The talks, held at a remote conference centre outside Stockholm, were the first formal meeting since last June, when U.S. President Donald Trump and North Korean leader Kim Jong Un agreed to restart negotiating following a failed summit in Vietnam in February.
North Korea's chief nuclear negotiator, Kim Myong Gil, blamed the US for their inflexibility, saying the negotiators from Washington would not "give up their old viewpoint and attitude."
"The negotiations have not fulfilled our expectation and finally broke off," Kim told reporters.
The U.S. State Department said that Kim's comments did not reflect "the content or spirit" of the talks, which lasted almost 9 hours.
"The U.S. brought creative ideas and had good discussions with its DPRK [North Korea] counterparts," spokeswoman Morgan Ortagus said in a statement.
"The United States and the DPRK will not overcome a legacy of 70 years of war and hostility on the Korean peninsula through the course of a single Saturday," she added.
"These are weighty issues, and they require a strong commitment by both countries. The United States has that commitment."
North Korea's Kim. on the other hand, criticised the U.S. position.
"The U.S. raised expectations by offering suggestions like a flexible approach, new method and creative solutions, but they have disappointed us greatly and dampened our enthusiasm for negotiation by bringing nothing to the negotiation table," he said.

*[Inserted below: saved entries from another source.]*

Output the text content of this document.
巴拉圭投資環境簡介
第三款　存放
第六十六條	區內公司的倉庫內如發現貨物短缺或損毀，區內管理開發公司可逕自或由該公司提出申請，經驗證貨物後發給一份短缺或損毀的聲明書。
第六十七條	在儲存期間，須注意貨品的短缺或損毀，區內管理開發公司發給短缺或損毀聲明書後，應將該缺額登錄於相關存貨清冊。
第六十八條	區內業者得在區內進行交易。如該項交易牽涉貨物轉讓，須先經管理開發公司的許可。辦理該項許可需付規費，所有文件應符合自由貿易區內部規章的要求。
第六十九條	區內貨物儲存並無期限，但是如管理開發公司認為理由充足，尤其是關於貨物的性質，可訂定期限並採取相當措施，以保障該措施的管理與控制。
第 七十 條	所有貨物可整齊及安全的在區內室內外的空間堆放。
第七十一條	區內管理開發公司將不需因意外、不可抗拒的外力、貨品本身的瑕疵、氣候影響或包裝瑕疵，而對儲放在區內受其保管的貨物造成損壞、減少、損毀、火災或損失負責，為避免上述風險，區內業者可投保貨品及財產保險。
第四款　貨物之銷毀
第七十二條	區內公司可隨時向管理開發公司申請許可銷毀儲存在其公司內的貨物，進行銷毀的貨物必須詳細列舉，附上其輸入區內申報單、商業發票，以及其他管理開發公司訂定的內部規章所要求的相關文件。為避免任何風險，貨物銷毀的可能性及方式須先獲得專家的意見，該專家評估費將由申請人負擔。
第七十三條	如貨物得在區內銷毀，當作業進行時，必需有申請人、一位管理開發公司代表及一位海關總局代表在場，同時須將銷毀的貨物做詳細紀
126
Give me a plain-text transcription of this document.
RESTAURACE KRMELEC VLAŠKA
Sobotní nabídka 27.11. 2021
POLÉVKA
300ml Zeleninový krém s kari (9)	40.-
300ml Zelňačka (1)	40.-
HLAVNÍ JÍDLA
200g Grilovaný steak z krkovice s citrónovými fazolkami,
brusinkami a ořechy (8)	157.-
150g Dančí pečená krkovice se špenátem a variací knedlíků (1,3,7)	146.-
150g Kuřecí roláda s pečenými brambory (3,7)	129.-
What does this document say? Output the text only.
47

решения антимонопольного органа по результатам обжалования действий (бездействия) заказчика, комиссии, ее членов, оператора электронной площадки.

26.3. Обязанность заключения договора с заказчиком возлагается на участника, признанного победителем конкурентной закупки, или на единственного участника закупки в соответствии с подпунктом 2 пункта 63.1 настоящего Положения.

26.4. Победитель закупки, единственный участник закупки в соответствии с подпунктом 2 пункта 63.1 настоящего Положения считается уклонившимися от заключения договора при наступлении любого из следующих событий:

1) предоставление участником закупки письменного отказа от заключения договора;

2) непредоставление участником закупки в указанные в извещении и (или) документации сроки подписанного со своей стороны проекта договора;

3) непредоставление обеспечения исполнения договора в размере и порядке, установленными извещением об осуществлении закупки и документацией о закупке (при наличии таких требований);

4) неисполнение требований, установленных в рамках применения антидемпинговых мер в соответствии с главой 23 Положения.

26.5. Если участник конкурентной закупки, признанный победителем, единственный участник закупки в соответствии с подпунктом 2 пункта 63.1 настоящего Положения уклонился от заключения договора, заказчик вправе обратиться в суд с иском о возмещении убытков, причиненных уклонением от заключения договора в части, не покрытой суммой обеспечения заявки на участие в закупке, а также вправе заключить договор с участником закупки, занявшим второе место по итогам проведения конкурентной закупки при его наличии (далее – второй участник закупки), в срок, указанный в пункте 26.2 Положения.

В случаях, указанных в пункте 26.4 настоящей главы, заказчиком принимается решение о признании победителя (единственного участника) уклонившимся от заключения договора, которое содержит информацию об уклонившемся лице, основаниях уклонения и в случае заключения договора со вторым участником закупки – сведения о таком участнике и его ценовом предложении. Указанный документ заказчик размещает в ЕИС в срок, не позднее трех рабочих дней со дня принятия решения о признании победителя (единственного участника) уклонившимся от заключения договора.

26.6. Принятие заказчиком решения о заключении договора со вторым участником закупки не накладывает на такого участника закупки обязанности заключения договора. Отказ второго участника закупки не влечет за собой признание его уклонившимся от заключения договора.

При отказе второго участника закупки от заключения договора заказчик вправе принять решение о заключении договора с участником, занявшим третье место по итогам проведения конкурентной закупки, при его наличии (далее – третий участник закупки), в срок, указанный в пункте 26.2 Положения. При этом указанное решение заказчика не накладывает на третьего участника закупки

Washington has accepted Sweden's invitation to resume the talks with Pyongyang in two weeks. North Korea has not clearly said that it would accept.
Due to its nuclear programme, most of North Korean trade is banned under sanctions.

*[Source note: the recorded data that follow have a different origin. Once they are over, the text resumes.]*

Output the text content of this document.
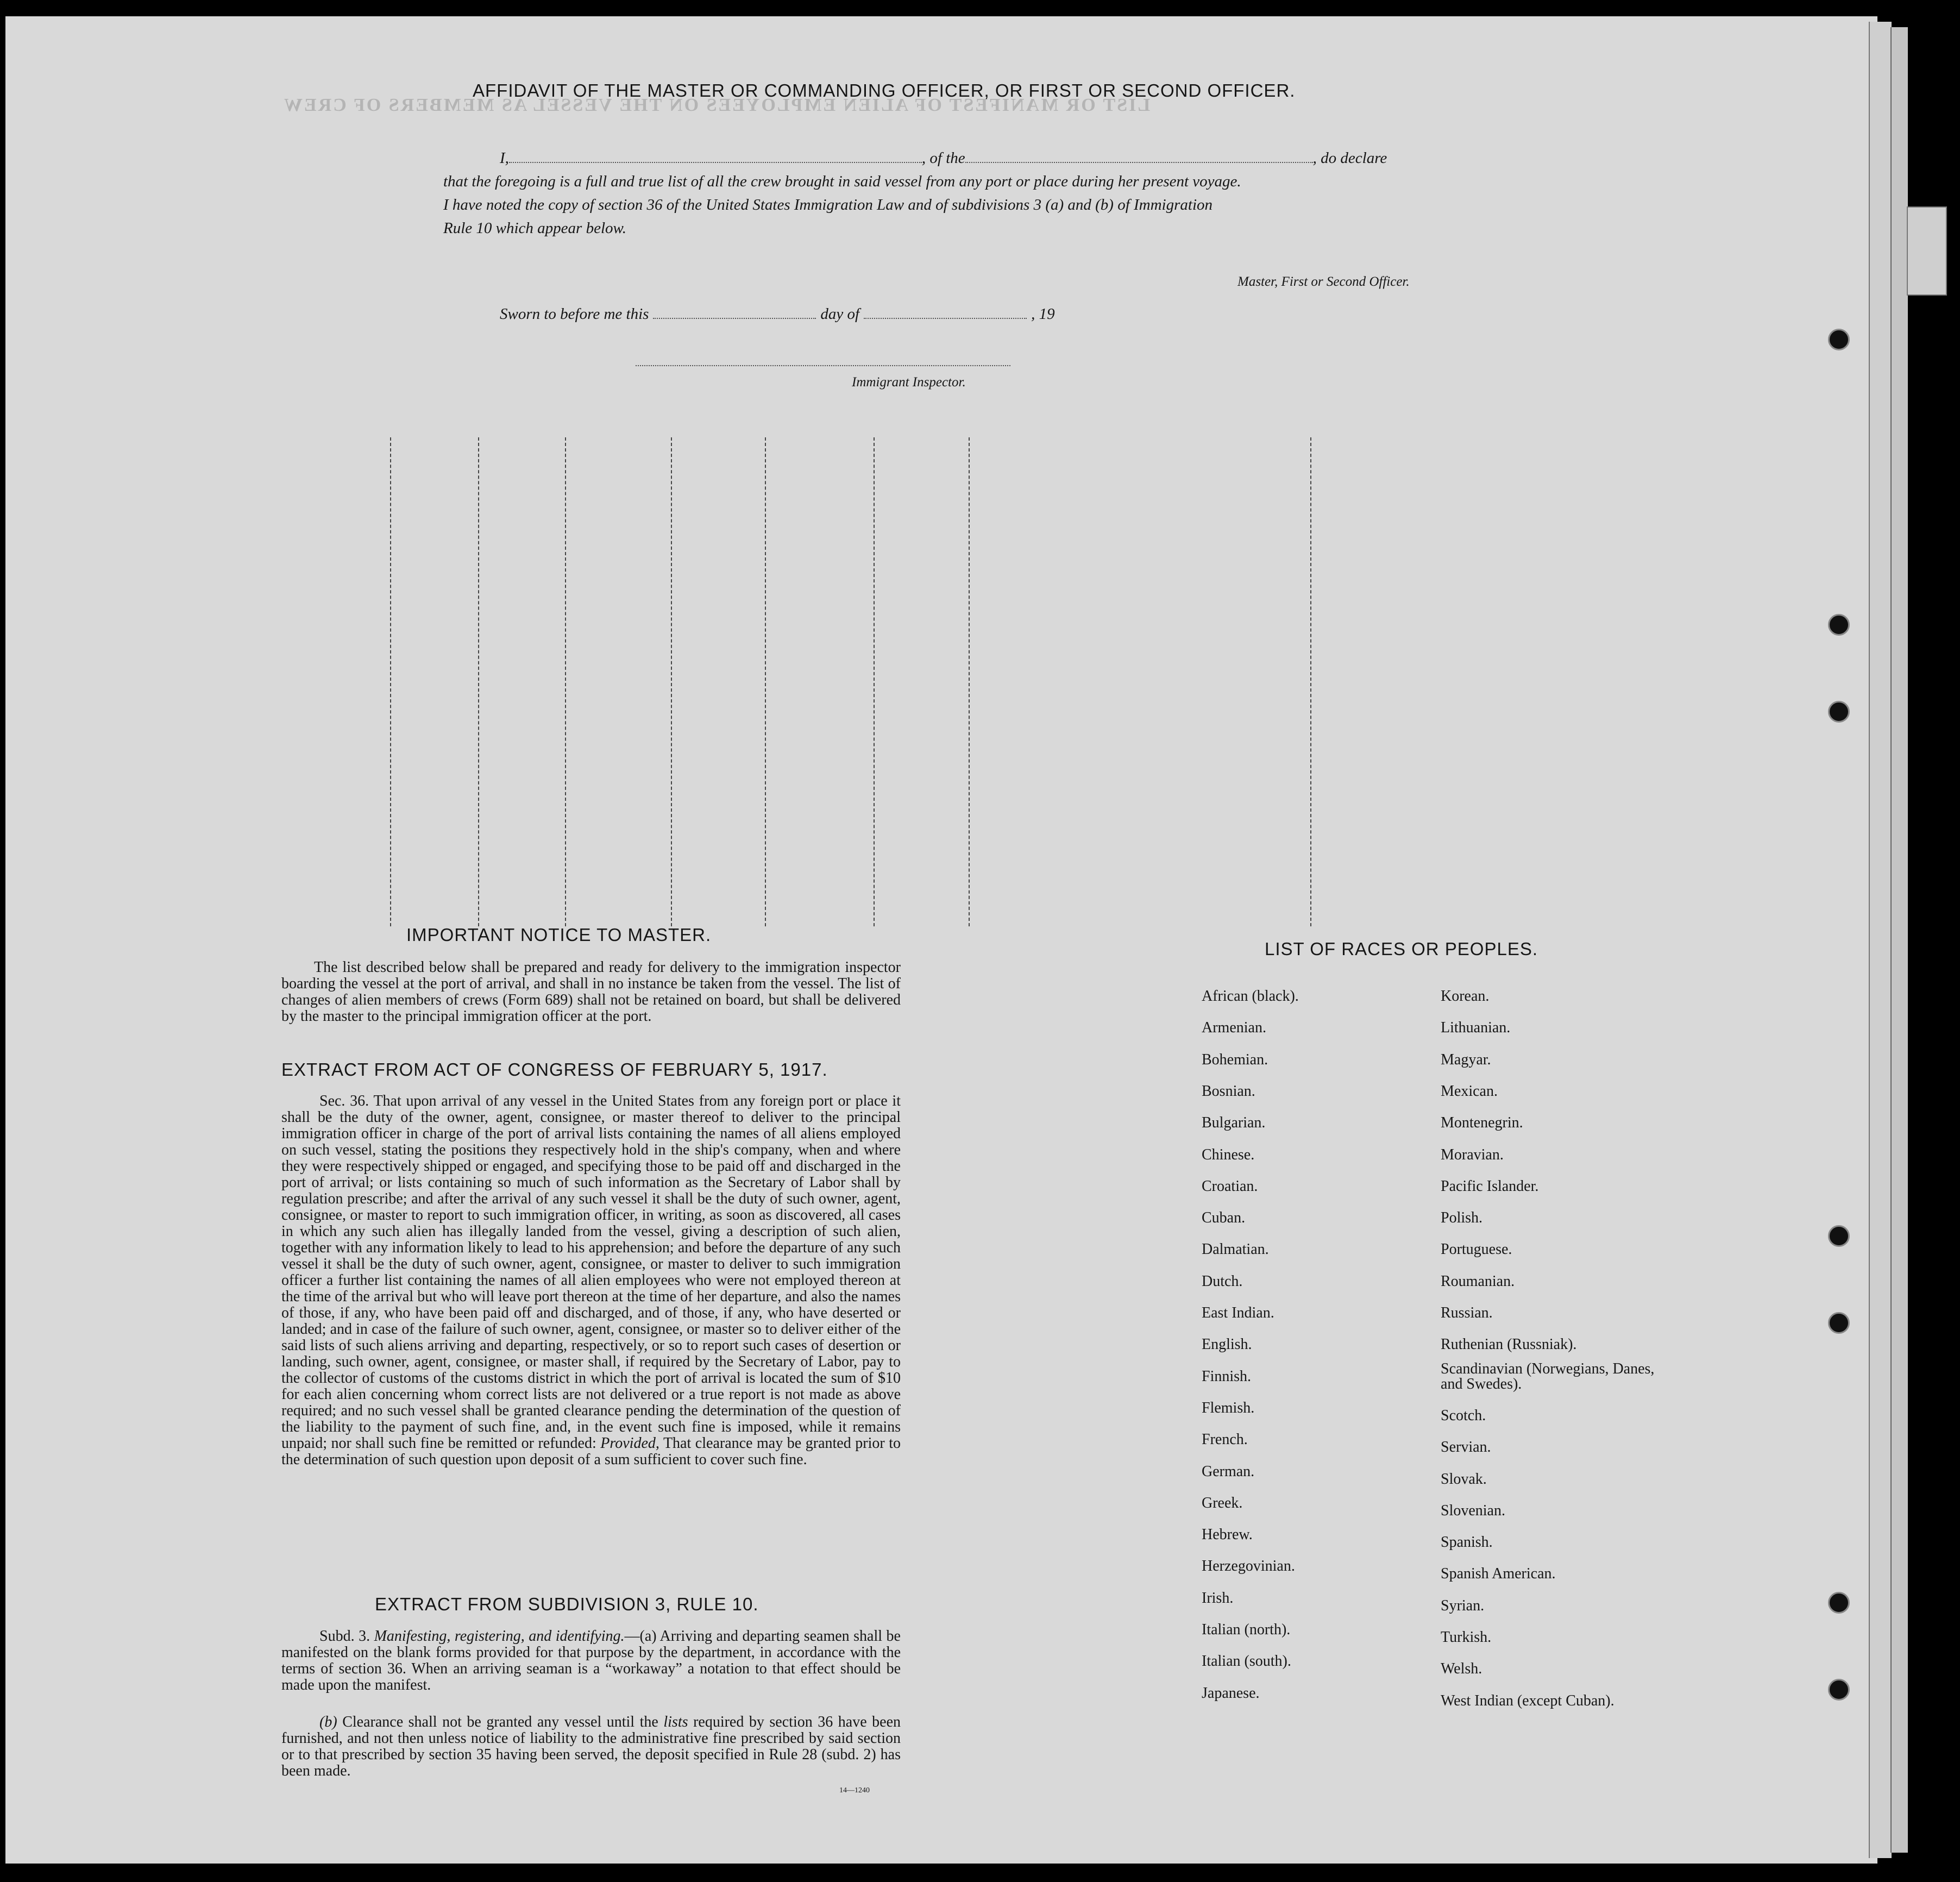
LIST OR MANIFEST OF ALIEN EMPLOYEES ON THE VESSEL AS MEMBERS OF CREW
AFFIDAVIT OF THE MASTER OR COMMANDING OFFICER, OR FIRST OR SECOND OFFICER.
I,	, of the	, do declare
that the foregoing is a full and true list of all the crew brought in said vessel from any port or place during her present voyage.
I have noted the copy of section 36 of the United States Immigration Law and of subdivisions 3 (a) and (b) of Immigration
Rule 10 which appear below.
Master, First or Second Officer.
Sworn to before me this	day of	, 19
Immigrant Inspector.
IMPORTANT NOTICE TO MASTER.
The list described below shall be prepared and ready for delivery to the immigration inspector boarding the vessel at the port of arrival, and shall in no instance be taken from the vessel. The list of changes of alien members of crews (Form 689) shall not be retained on board, but shall be delivered by the master to the principal immigration officer at the port.
EXTRACT FROM ACT OF CONGRESS OF FEBRUARY 5, 1917.
Sec. 36. That upon arrival of any vessel in the United States from any foreign port or place it shall be the duty of the owner, agent, consignee, or master thereof to deliver to the principal immigration officer in charge of the port of arrival lists containing the names of all aliens employed on such vessel, stating the positions they respectively hold in the ship's company, when and where they were respectively shipped or engaged, and specifying those to be paid off and discharged in the port of arrival; or lists containing so much of such information as the Secretary of Labor shall by regulation prescribe; and after the arrival of any such vessel it shall be the duty of such owner, agent, consignee, or master to report to such immigration officer, in writing, as soon as discovered, all cases in which any such alien has illegally landed from the vessel, giving a description of such alien, together with any information likely to lead to his apprehension; and before the departure of any such vessel it shall be the duty of such owner, agent, consignee, or master to deliver to such immigration officer a further list containing the names of all alien employees who were not employed thereon at the time of the arrival but who will leave port thereon at the time of her departure, and also the names of those, if any, who have been paid off and discharged, and of those, if any, who have deserted or landed; and in case of the failure of such owner, agent, consignee, or master so to deliver either of the said lists of such aliens arriving and departing, respectively, or so to report such cases of desertion or landing, such owner, agent, consignee, or master shall, if required by the Secretary of Labor, pay to the collector of customs of the customs district in which the port of arrival is located the sum of $10 for each alien concerning whom correct lists are not delivered or a true report is not made as above required; and no such vessel shall be granted clearance pending the determination of the question of the liability to the payment of such fine, and, in the event such fine is imposed, while it remains unpaid; nor shall such fine be remitted or refunded: Provided, That clearance may be granted prior to the determination of such question upon deposit of a sum sufficient to cover such fine.
EXTRACT FROM SUBDIVISION 3, RULE 10.
Subd. 3. Manifesting, registering, and identifying.—(a) Arriving and departing seamen shall be manifested on the blank forms provided for that purpose by the department, in accordance with the terms of section 36. When an arriving seaman is a “workaway” a notation to that effect should be made upon the manifest.
(b) Clearance shall not be granted any vessel until the lists required by section 36 have been furnished, and not then unless notice of liability to the administrative fine prescribed by said section or to that prescribed by section 35 having been served, the deposit specified in Rule 28 (subd. 2) has been made.
14—1240
LIST OF RACES OR PEOPLES.
African (black).
Armenian.
Bohemian.
Bosnian.
Bulgarian.
Chinese.
Croatian.
Cuban.
Dalmatian.
Dutch.
East Indian.
English.
Finnish.
Flemish.
French.
German.
Greek.
Hebrew.
Herzegovinian.
Irish.
Italian (north).
Italian (south).
Japanese.
Korean.
Lithuanian.
Magyar.
Mexican.
Montenegrin.
Moravian.
Pacific Islander.
Polish.
Portuguese.
Roumanian.
Russian.
Ruthenian (Russniak).
Scandinavian (Norwegians, Danes, and Swedes).
Scotch.
Servian.
Slovak.
Slovenian.
Spanish.
Spanish American.
Syrian.
Turkish.
Welsh.
West Indian (except Cuban).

The U.S. has tried to convince North Korea to return to the negotiating table since June, which appeared to be successful earlier this week when the country suddenly agreed to the talks in Sweden.
On Saturday, the North Korean negotiator said the denuclearisation of the Korean peninsula was still possible but would only happen "when all the obstacles that threaten our safety and check our development are removed completely without a shadow of doubt," he said, apparently referencing to North Korea's desire for the US to ease economic pressure.
Only a day after announcing the new talks, North Korea said it had test-fired a new ballistic missile designed for submarine launch, underscoring the need for Washington to move quickly to negotiate limits on Pyongyang's growing arsenal.
Speaking in Athens on a tour of southern Europe while the talks were still underway, U.S. Secretary of State Mike Pompeo had said he was hopeful of progress.
"We are mindful this will be the first time that we've had a chance to have a discussion in quite some time and that there remains to be a lot of work that will have to be done by the two teams," he told a news conference.
China's President Xi Jinping and the North's leader exchanged messages on Sunday to reaffirm the neighbours' relationship on the 70th anniversary of the establishment of diplomatic ties. China is the North's only major ally.
Xi, who has met Kim five times in the past year, said they had "reached a series of important consensuses, leading China-North Korea relations into a new historical era", the official Xinhua news agency said.
"In accordance with the wishes of both countries' peoples," Kim replied, the two leaders would "resolutely safeguard the peace and stability of the Korean peninsula and the world."